By Giles Parkinson
For much of the early 1990s, the Reserve Bank of Australia delighted in taking the markets by surprise when it came to movements in official interest rates.
In those years, first as the current account deficit hurtled towards oblivion and then as the economy began to do the same, the Reserve Bank of Australia was forced to manipulate the controls of monetary policy every few months.
The bank always makes interest rate announcements at 9.30 in the morning, but the size and date of the movements were subject to a frenzy of speculation.
The bank considered it a badge of honour if it was able to lift interest rates (or lower them) when the market least suspected.
The tension this created was so great that when expectations were at their height, financial news services were prone to sending out news flashes at 9.31 announcing that nothing had happened.
And that was news enough to move the markets.

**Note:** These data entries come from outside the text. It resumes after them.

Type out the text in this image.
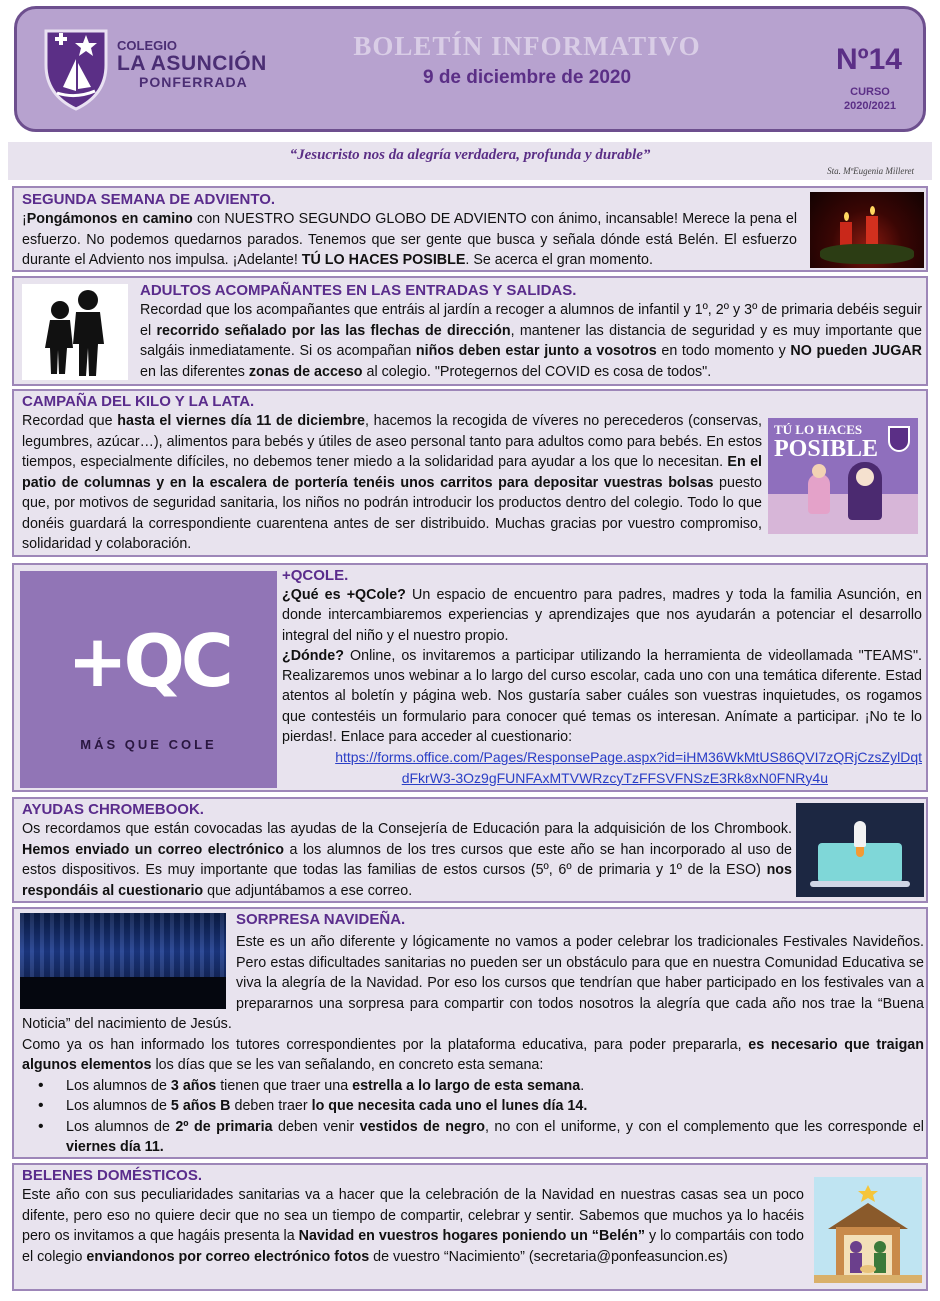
COLEGIO
LA ASUNCIÓN
PONFERRADA
BOLETÍN INFORMATIVO
9 de diciembre de 2020
Nº14
CURSO
2020/2021
“Jesucristo nos da alegría verdadera, profunda y durable”
Sta. MªEugenia Milleret
SEGUNDA SEMANA DE ADVIENTO.
¡Pongámonos en camino con NUESTRO SEGUNDO GLOBO DE ADVIENTO con ánimo, incansable! Merece la pena el esfuerzo. No podemos quedarnos parados. Tenemos que ser gente que busca y señala dónde está Belén. El esfuerzo durante el Adviento nos impulsa. ¡Adelante! TÚ LO HACES POSIBLE. Se acerca el gran momento.
ADULTOS ACOMPAÑANTES EN LAS ENTRADAS Y SALIDAS.
Recordad que los acompañantes que entráis al jardín a recoger a alumnos de infantil y 1º, 2º y 3º de primaria debéis seguir el recorrido señalado por las las flechas de dirección, mantener las distancia de seguridad y es muy importante que salgáis inmediatamente. Si os acompañan niños deben estar junto a vosotros en todo momento y NO pueden JUGAR en las diferentes zonas de acceso al colegio. "Protegernos del COVID es cosa de todos".
CAMPAÑA DEL KILO Y LA LATA.
Recordad que hasta el viernes día 11 de diciembre, hacemos la recogida de víveres no perecederos (conservas, legumbres, azúcar…), alimentos para bebés y útiles de aseo personal tanto para adultos como para bebés. En estos tiempos, especialmente difíciles, no debemos tener miedo a la solidaridad para ayudar a los que lo necesitan. En el patio de columnas y en la escalera de portería tenéis unos carritos para depositar vuestras bolsas puesto que, por motivos de seguridad sanitaria, los niños no podrán introducir los productos dentro del colegio. Todo lo que donéis guardará la correspondiente cuarentena antes de ser distribuido. Muchas gracias por vuestro compromiso, solidaridad y colaboración.
TÚ LO HACES
POSIBLE
+QC
MÁS QUE COLE
+QCOLE.

¿Qué es +QCole? Un espacio de encuentro para padres, madres y toda la familia Asunción, en donde intercambiaremos experiencias y aprendizajes que nos ayudarán a potenciar el desarrollo integral del niño y el nuestro propio.

¿Dónde? Online, os invitaremos a participar utilizando la herramienta de videollamada "TEAMS". Realizaremos unos webinar a lo largo del curso escolar, cada uno con una temática diferente. Estad atentos al boletín y página web. Nos gustaría saber cuáles son vuestras inquietudes, os rogamos que contestéis un formulario para conocer qué temas os interesan. Anímate a participar. ¡No te lo pierdas!. Enlace para acceder al cuestionario:

https://forms.office.com/Pages/ResponsePage.aspx?id=iHM36WkMtUS86QVI7zQRjCzsZylDqt
dFkrW3-3Oz9gFUNFAxMTVWRzcyTzFFSVFNSzE3Rk8xN0FNRy4u
AYUDAS CHROMEBOOK.
Os recordamos que están covocadas las ayudas de la Consejería de Educación para la adquisición de los Chrombook. Hemos enviado un correo electrónico a los alumnos de los tres cursos que este año se han incorporado al uso de estos dispositivos. Es muy importante que todas las familias de estos cursos (5º, 6º de primaria y 1º de la ESO) nos respondáis al cuestionario que adjuntábamos a ese correo.
SORPRESA NAVIDEÑA.

Este es un año diferente y lógicamente no vamos a poder celebrar los tradicionales Festivales Navideños. Pero estas dificultades sanitarias no pueden ser un obstáculo para que en nuestra Comunidad Educativa se viva la alegría de la Navidad. Por eso los cursos que tendrían que haber participado en los festivales van a prepararnos una sorpresa para compartir con todos nosotros la alegría que cada año nos trae la “Buena Noticia” del nacimiento de Jesús.

Como ya os han informado los tutores correspondientes por la plataforma educativa, para poder prepararla, es necesario que traigan algunos elementos los días que se les van señalando, en concreto esta semana:

• Los alumnos de 3 años tienen que traer una estrella a lo largo de esta semana.
• Los alumnos de 5 años B deben traer lo que necesita cada uno el lunes día 14.
• Los alumnos de 2º de primaria deben venir vestidos de negro, no con el uniforme, y con el complemento que les corresponde el viernes día 11.
BELENES DOMÉSTICOS.
Este año con sus peculiaridades sanitarias va a hacer que la celebración de la Navidad en nuestras casas sea un poco difente, pero eso no quiere decir que no sea un tiempo de compartir, celebrar y sentir. Sabemos que muchos ya lo hacéis pero os invitamos a que hagáis presenta la Navidad en vuestros hogares poniendo un “Belén” y lo compartáis con todo el colegio enviandonos por correo electrónico fotos de vuestro “Nacimiento” (secretaria@ponfeasuncion.es)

In recent years, as the economy has stabilised and the bank concentrated its efforts on keeping inflation under control, its modus operandi was more fully understood.
Interest rate movements were few and far between, and were well flagged, and the central bank no longer sought to collect the scalps of market dealers who bet the wrong way.
Until last week, that is.
Although a rate rise on February 2 had been expected by most of the market for the past 4 to 6 weeks, the surprise was that the bank chose to lift the official cash rate by 50 points rather than 25, as most had expected. It justified its decision on the strengthening world economy and rising inflation rates.

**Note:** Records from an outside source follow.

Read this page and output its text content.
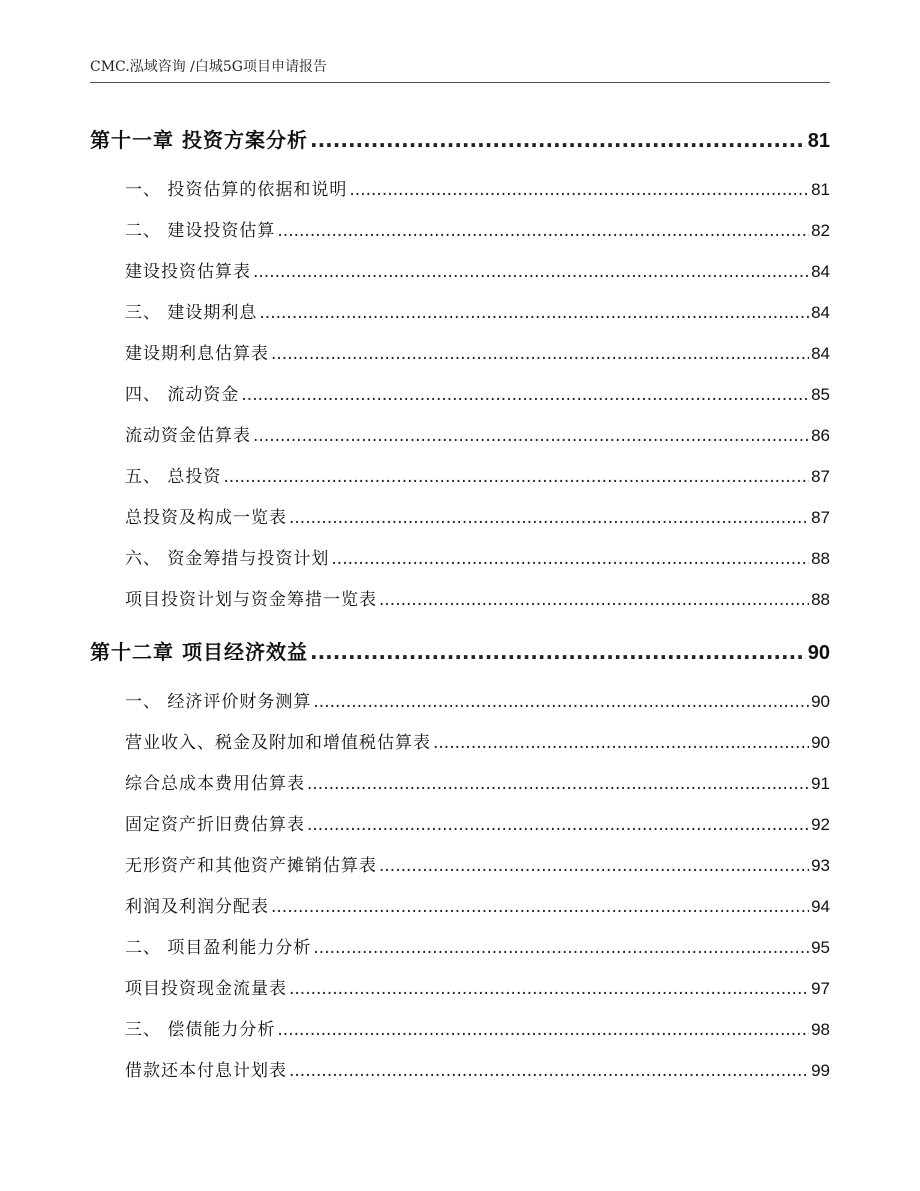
CMC.泓域咨询 /白城5G项目申请报告
第十一章 投资方案分析 .....	81
一、 投资估算的依据和说明 .....	81
二、 建设投资估算 .....	82
建设投资估算表 .....	84
三、 建设期利息 .....	84
建设期利息估算表 .....	84
四、 流动资金 .....	85
流动资金估算表 .....	86
五、 总投资 .....	87
总投资及构成一览表 .....	87
六、 资金筹措与投资计划 .....	88
项目投资计划与资金筹措一览表 .....	88
第十二章 项目经济效益 .....	90
一、 经济评价财务测算 .....	90
营业收入、税金及附加和增值税估算表 .....	90
综合总成本费用估算表 .....	91
固定资产折旧费估算表 .....	92
无形资产和其他资产摊销估算表 .....	93
利润及利润分配表 .....	94
二、 项目盈利能力分析 .....	95
项目投资现金流量表 .....	97
三、 偿债能力分析 .....	98
借款还本付息计划表 .....	99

In Australia, it cited robust household spending, a high level of job vacancies, buoyant housing prices, strong credit growth and signs of higher wage demands.
Not everyone agreed.
Indeed, it is difficult to remember an occasion when business groups expressed such uniform and bitter dismay about its actions.
If the central bank was keen to keep the economy under control, the question was: which economy?
Is it the one based around Sydney versus the rest of the country, or the one based around the creation of wealth from investments rather than the creation of wealth from production?
Business groups argue that the economy the bank is trying to control is a mirage, and can't be tamed by the methods it has at its disposal.
The real economy, they argue, is showing signs of strain, the manufacturing industry is struggling and mining is in a deep hole.
And, as if on cue, Coles Myer added fuel to the argument by announcing that its sales growth for the three months to January had been well short of expectations.
The role of the bank, and any central bank or Government, to harness the forces unleashed by this creation of wealth will be the focus of economic debate in the months to come.
Ironically, its ability to control aspects of the new economy were cruelly exposed by the manner in which the rate rise was announced.
Instead of a 9.30 announcement to all and sundry, an e-mail was accidentally sent to 64 market economists a full six minutes before the general release.
It revealed the finance industry at its worst. Dealers cashed in and made millions of dollars at the expense of those unaware of what the bank had decided to do.
Some banks were furious - not so much at the early release, but because their economists had been away from their desks and they had missed the opportunity to profit at the expense of others.
This sort of trading is commonly known as insider trading, but it seemed no one had any particular concern about taking the money.
"If you're locked inside a sweet shop," said one fixed interest dealer on national radio, "most people will want to fill their pockets."
But there was worse. Westpac, whose economists had been outspoken in their view that official interest rates would need to rise 150 basis points this year, received a resounding cheer from its dealing room live on national TV when the 50-point rise was announced last Wednesday. Of course, the Government was offended.
John Howard, fresh from his "hearing the people" tour of rural Australia, was outraged that a group of rich dealers should applaud a move that could have significant financial impact on much of middle Australia.
Treasurer Peter Costello thought so too, although he was more interested in pretending that the Government's economic policy had nothing to do with the rate rise, and certainly not the uncertainty and the inflationary impact of the GST.
In fact, he said, it was probably all the fault of the unions, who had signalled they would push for significant wage rises.
The bank may well be independent, but its interest rate movement remains the most political of economic acts.
* Giles Parkinson is the Australian Financial Review's deputy editor.